Friday, March 27, 2020

Into My Room



Many of us are familiar with the parental instruct, "Go to your room and think about what you've done".  To those of us hunkering around my age that instruct may seem a little mild, especially on those occasions when in our minds the offense requires a couple of good whacks across the backside! In my day my parents' displeasure was communicated immediately, and 'thinking about it' happened not in the comfort of my room, but in the trauma of repentant (or sometimes angry) tears while the the backside was in recovery mode.  In these days of criminalized corporal punishment, I still hold a healthy respect for the way my parents dealt with discipline.  And I cheer for today's parents who still command enough authority to send misbehaving ones up to their room to think.

In these last weeks Covid-19 has wreaked havoc worldwide.  Among the newscasts and websites providing up-to-the-minute medical and political updates, along with anecdotal trauma especially on social media, my wife discovers a smarty little saying in Facebook.



Indeed. Indeed.  Even among the desperate and heroic thoughts and actions, here is an invitation to think.  Think not only about survival and vaccines and vocational and financial or military solutions (President Trump, please get real!) but think about what got us here... and perhaps about what needs to be changed.

Sleeperthink was my previous blog.  I have changed it to Thoughts from my Room. The sleeper of my truck was the place of creative thinking during the most recent 20 years of my life when I was a long-haul trucker all over the highways and bi-ways of U.S. and Canada.  It was a place of insight, often creative, sometimes hilarious, and occasionally profound.  It was also a place of spiritual recovery for this burnt out preacher. Although coming from the workaday vantage of a humble (yes occasionally proud) trucker usually typed at the end of about ten hours or 800 km of driving I am amazed at the energy and the enjoyment and, yes, creative insight in those emergent' sleeperthoughts'.

Which nobody read!!  Somehow that blogsite did not catch.  Everywhere, whether in churches or in watering holes or coffee shops, people clamored for conversations and trucker stories from this preacher, but the Sleeperthink blog site remained a jewel in the ditch.

Thoughts from my Room is the new blog.  It is in fact a continuation of same.  It is thoughts, many originating during those highway years, but now including a wider vantage. By now they come from an older me or dare I say, elder?  The recovery and joy of the open highways will still be included in some posts but also there will be new insights and experiences of this retiring and perhaps more opinionated one!  Apparently my societal critiques are becoming a little more strident - and of course causing occasional embarrassment to family and irritation to fellow church members.  Not only those trucker years, but also thoughts from one who has difficulty retiring!

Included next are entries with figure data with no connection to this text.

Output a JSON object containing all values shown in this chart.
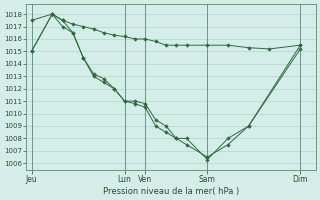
{
  "title": "Pression niveau de la mer( hPa )",
  "background_color": "#d4ede8",
  "grid_color": "#a8cfc7",
  "line_color": "#2d6b3c",
  "marker_color": "#2d6b3c",
  "ylim": [
    1005.5,
    1018.8
  ],
  "yticks": [
    1006,
    1007,
    1008,
    1009,
    1010,
    1011,
    1012,
    1013,
    1014,
    1015,
    1016,
    1017,
    1018
  ],
  "xtick_labels": [
    "Jeu",
    "Lun",
    "Ven",
    "Sam",
    "Dim"
  ],
  "xtick_positions": [
    0,
    9,
    11,
    17,
    26
  ],
  "xlim": [
    -0.5,
    27.5
  ],
  "series1_x": [
    0,
    2,
    3,
    4,
    5,
    6,
    7,
    8,
    9,
    10,
    11,
    12,
    13,
    14,
    15,
    17,
    19,
    21,
    23,
    26
  ],
  "series1_y": [
    1017.5,
    1018.0,
    1017.5,
    1017.2,
    1017.0,
    1016.8,
    1016.5,
    1016.3,
    1016.2,
    1016.0,
    1016.0,
    1015.8,
    1015.5,
    1015.5,
    1015.5,
    1015.5,
    1015.5,
    1015.3,
    1015.2,
    1015.5
  ],
  "series2_x": [
    0,
    2,
    3,
    4,
    5,
    6,
    7,
    8,
    9,
    10,
    11,
    12,
    13,
    14,
    15,
    17,
    19,
    21,
    26
  ],
  "series2_y": [
    1015.0,
    1018.0,
    1017.5,
    1016.5,
    1014.5,
    1013.2,
    1012.8,
    1012.0,
    1011.0,
    1011.0,
    1010.8,
    1009.5,
    1009.0,
    1008.0,
    1008.0,
    1006.3,
    1008.0,
    1009.0,
    1015.5
  ],
  "series3_x": [
    0,
    2,
    3,
    4,
    5,
    6,
    7,
    8,
    9,
    10,
    11,
    12,
    13,
    14,
    15,
    17,
    19,
    21,
    26
  ],
  "series3_y": [
    1015.0,
    1018.0,
    1017.0,
    1016.5,
    1014.5,
    1013.0,
    1012.5,
    1012.0,
    1011.0,
    1010.8,
    1010.5,
    1009.0,
    1008.5,
    1008.0,
    1007.5,
    1006.5,
    1007.5,
    1009.0,
    1015.2
  ],
  "vline_positions": [
    0,
    9,
    11,
    17,
    26
  ],
  "vline_color": "#5a8a7a"
}
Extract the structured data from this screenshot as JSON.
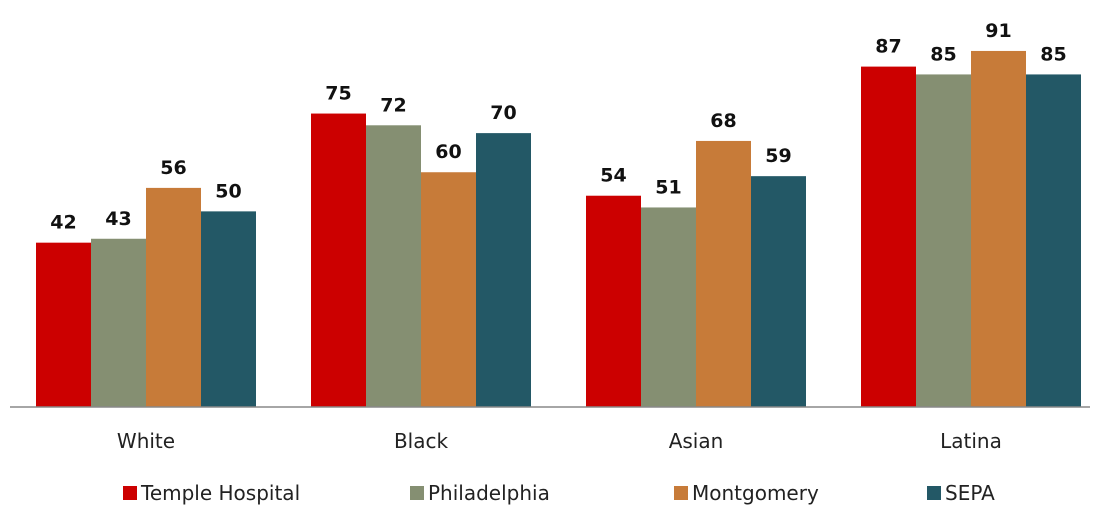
{
  "chart_data": {
    "type": "bar",
    "title": "",
    "xlabel": "",
    "ylabel": "",
    "categories": [
      "White",
      "Black",
      "Asian",
      "Latina"
    ],
    "series": [
      {
        "name": "Temple Hospital",
        "color": "#cc0000",
        "values": [
          42,
          75,
          54,
          87
        ]
      },
      {
        "name": "Philadelphia",
        "color": "#858f72",
        "values": [
          43,
          72,
          51,
          85
        ]
      },
      {
        "name": "Montgomery",
        "color": "#c77b39",
        "values": [
          56,
          60,
          68,
          91
        ]
      },
      {
        "name": "SEPA",
        "color": "#235866",
        "values": [
          50,
          70,
          59,
          85
        ]
      }
    ],
    "ylim": [
      0,
      103
    ],
    "grid": false,
    "legend_position": "bottom",
    "axis_color": "#888888"
  }
}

"Go to your room" is a necessary and appropriate Coronavirus prescription for this preacher-trucker and probably for everybody else at this time.  Elizabeth O'Conner once entitled a book of hers, Journey Inward, Journey Outward (1975).  I read that book and found it very helpful in the very peak years of my pastoral ministry.  Also I am reminded of Elijah in 1 Kings 19. After all the drama and confrontations with Queen Jezebel and the priests of Baal (read 1 Ki 18) and even after his great victories and adventures he wants to know the Presence. He discovers it finally when he learns to stand quietly at Horeb. The inner journey cannot be ignored. I wrote from my sleeper because I had to.  I write now for the same reason.  I understand Elijah's need.  You spend the first half of your life making your mark, and the second half reflecting (sometimes fussing) on the mark you have not made; so says Richard Rohr in Falling Upward (2011).  Somewhere in there is the reason why I had to and still have to write!

My knowledge of the Presence of God requires going to my room, standing or sitting or laying quietly.  The days of snappy writing from inside my truck are over, I guess. But thoughts from the room may still be useful.  Please stay tuned. 

3 comments:

  1. I will read your blogs! Somehow missed the others! I will also share them with Gary who is still technologically resistant! And This extrovert will go to her room more often with this encouragement!

    ReplyDelete
  2. Lydia, Thanks very much. I understand Gary's reluctance - my story too. This retooling would not be happening if our Bentley did not happen to be with us here in Calgary - quarantine 14 days on their way home from Cambodia - world tour shortened by about a month! We shall talk more. And boy did I ever need his help with this!

    ReplyDelete
  3. Greetings! I am looking forward to seeing your next blog. I am using Gary's account right now.